Shortly after moving to London, Viviane purchased an A-Z Atlas, the most popular way to navigate the complex city prior to the smartphone. Even with the atlas, she kept getting lost. To help, her friend drew this map indicating, in general terms, the location of her flat, and where she could find food. The friend even took time to punch holes in the pages so they could be added to the spiral bound book. Viviane, like many A-Z owners, continued to add her own pages of notes and addendums until the atlas became quite bulky. She wrote, “Now I know my way around London, but I still use the ‘enhanced’ A-Z; I like to be reminded that the world can be confusing at times.”

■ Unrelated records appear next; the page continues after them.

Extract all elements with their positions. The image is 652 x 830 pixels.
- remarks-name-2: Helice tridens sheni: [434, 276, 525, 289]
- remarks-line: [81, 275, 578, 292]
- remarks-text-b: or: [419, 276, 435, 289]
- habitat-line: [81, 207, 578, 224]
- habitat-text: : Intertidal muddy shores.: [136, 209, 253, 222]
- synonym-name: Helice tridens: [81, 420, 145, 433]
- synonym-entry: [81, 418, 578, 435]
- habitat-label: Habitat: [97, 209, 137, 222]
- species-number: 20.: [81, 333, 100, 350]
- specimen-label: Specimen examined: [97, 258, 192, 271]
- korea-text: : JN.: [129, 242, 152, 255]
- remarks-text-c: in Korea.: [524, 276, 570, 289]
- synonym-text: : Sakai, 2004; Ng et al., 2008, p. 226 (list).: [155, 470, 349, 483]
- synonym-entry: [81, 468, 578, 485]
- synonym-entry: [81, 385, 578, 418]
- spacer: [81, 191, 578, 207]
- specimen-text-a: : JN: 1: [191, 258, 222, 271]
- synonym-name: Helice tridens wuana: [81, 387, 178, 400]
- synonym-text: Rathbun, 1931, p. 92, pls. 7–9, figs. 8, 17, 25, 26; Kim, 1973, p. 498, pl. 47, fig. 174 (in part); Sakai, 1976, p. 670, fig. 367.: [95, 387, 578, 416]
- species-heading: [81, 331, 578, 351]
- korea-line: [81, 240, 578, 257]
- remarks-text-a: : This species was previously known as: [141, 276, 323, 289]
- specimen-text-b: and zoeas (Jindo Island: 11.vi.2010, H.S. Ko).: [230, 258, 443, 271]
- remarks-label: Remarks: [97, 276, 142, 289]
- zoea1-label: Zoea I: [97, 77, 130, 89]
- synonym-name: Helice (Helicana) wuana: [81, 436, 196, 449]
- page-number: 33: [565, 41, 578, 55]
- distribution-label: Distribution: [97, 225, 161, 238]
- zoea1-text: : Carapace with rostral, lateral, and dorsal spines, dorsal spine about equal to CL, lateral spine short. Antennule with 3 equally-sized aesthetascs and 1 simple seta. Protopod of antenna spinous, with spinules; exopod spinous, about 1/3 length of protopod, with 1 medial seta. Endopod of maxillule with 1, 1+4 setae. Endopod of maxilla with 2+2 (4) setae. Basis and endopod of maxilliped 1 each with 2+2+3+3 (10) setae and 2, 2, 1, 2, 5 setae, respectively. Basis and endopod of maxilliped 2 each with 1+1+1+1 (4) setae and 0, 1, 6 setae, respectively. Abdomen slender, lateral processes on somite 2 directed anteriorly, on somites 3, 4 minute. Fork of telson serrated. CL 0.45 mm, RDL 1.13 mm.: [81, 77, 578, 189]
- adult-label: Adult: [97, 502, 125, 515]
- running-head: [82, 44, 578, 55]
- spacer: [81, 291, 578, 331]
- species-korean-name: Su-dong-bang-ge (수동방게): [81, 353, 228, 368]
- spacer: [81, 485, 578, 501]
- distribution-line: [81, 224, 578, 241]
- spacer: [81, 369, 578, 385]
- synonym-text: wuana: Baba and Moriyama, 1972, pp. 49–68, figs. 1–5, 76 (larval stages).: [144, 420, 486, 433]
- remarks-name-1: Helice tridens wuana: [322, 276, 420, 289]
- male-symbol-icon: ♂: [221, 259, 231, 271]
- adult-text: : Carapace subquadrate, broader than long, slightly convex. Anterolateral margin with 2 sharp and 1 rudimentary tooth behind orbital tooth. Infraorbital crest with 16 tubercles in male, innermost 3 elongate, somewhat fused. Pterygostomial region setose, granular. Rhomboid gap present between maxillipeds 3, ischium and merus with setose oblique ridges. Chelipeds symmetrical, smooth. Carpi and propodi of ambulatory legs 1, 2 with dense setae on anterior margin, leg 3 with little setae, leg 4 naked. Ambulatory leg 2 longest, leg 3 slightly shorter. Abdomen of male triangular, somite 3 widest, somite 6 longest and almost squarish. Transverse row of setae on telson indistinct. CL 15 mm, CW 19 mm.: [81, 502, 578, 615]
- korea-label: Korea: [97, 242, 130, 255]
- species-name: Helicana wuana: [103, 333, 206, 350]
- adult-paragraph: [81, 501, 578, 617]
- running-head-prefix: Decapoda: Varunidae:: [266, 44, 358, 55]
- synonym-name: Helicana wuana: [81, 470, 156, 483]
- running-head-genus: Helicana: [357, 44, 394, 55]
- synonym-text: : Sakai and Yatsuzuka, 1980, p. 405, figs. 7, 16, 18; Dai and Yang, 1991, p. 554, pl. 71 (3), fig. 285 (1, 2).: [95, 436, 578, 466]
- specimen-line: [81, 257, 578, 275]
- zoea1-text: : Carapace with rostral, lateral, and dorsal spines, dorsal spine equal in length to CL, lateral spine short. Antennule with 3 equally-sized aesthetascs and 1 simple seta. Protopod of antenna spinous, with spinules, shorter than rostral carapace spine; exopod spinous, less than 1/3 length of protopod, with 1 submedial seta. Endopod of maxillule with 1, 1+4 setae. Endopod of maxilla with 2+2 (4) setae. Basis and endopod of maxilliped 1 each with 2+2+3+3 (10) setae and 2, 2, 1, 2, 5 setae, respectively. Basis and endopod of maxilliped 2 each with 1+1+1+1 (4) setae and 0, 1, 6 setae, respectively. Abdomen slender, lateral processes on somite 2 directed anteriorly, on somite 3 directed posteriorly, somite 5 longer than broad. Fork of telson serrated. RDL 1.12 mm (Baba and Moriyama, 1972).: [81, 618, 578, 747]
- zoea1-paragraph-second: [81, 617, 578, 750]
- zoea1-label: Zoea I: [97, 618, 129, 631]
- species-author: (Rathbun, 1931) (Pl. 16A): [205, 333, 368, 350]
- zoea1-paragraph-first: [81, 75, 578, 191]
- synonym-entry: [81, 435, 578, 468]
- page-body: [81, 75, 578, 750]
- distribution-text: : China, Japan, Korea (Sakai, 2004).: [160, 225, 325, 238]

A circa 2008 cell phone photo from Carlo reveals a map he created while passing time at work. Realizing an accidental coffee stain looked much like a continent, he traced the different hues to create countries and deemed the area Staines. This early addition to the HDMA web archive is also the first example I collected of a meta map, or map within a map. Here we not only see Carlo’s fictional territory Staines but also the seating chart of the restaurant where he was working.
In revisiting the collection of the Hand Drawn Map Association, I decided to start with this map. It is, as best as I can remember, the first hand-drawn map I collected. I rescued it from the trash at the 2000 World Curling Championships held from April 1 to April 9 at the Braehead Arena in Glasgow, Scotland. I traveled there with my father who was promoting the upcoming 2002 World Curling Championships which would be held in Bismarck, North Dakota.
At the time, I had no intention to collect maps but was instead drawn to the object as a souvenir. Years later I was going through some old paperwork and found this map, along with a few others, in a random file folder. This re-finding of the map inspired me to start this website and begin to collect similar maps people draw for one another.
Drawn from memory, it indicates the relative position of Bismarck to the rest of the United States and Canada. The map offers a fairly accurate representation of the Midwest but is less precise in its effort to depict the East Coast. Note, especially, the placement of Pennsylvania. Typical of hand-drawn maps that illustrate great distances, this example also demonstrates a significant scale shift in its representation of Greenland, Iceland, and Scotland.
Memory maps that chart the location of the US states without referencing any additional resources are common. Below is another map of the United States drawn from memory. No glaring misplacements here, but take note of the shape of Oklahoma. Accuracy isn’t really the goal. These maps are not intended for navigation but instead are meant as explanatory tools or tests of personal geographic aptitude.